Tuesday, July 24, 2018


July 22, 2018

A large group of us toured old Ellet, which has two more years of life before being replaced by a colossal new building looming behind it. It sobered us to think it was built in the year we were born. A building should outlast a single human life.  It was as I remembered it, if a little dingier, the atmosphere a little closer. Most of my classmates were unrecognizable until they told me their names. They claimed that I look the same, though with gray & wrinkles (I added that last part) They seemed to remember me as having forever been on stage or doing something outlandish. I remember one as being a minor commitment, and the other hardly at all.  Frank Barbieiri told an anecdote of having scored high on his SAT exam, but being called to the office to be interrogated about how close he had sat to me. They were apparently used to my leaving everyone in the dust on aptitude tests, and his high score must have meant he cheated off me. I apologized for an unknowing trespass fifty years old. Chuckled about it privately.
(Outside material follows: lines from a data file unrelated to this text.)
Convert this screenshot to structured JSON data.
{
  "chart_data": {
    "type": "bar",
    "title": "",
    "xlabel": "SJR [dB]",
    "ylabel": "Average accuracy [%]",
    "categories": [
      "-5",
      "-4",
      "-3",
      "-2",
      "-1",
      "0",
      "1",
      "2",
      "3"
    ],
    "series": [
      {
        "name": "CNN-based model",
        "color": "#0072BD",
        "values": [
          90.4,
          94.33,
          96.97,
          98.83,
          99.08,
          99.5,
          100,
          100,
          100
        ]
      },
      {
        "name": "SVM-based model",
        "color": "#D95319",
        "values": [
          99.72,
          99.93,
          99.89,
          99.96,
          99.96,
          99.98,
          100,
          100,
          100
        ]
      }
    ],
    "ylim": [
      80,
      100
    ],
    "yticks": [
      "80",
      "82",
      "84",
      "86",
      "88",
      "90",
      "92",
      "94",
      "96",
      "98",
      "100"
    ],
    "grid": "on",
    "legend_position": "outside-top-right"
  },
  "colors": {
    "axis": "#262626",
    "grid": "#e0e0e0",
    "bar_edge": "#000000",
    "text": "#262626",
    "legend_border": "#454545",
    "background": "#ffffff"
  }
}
The reunion dinner itself at a country club in Green was what one hopes such a thing will be. It restored my sense of community going back decades. It restored my sense of belonging. I feel “normalized.” I’m one of the class’s success stories—THE success story if you leave aside children and grandchildren. My success in their eyes—at least as they express it—is greater than it is in my own. Jim W cornered me and told me the gradual and precise story of his failed life from graduation day to the moment we stood beside the buffet line. His getting written confirmation of “brain damage” seemed to be the reason for the story, as if to say of people’s perceptions of him “it wasn’t my fault.” I felt it necessary to listen, as he remembered every detail of my public life in high school. Maybe he was excusing himself to all through me. Frank M and Tom W are still handsome. The men have, by and large, decayed more than the women. Some people claim they don’t remember anything. I remember for them. I talked very little to the people who dwell most on my mind.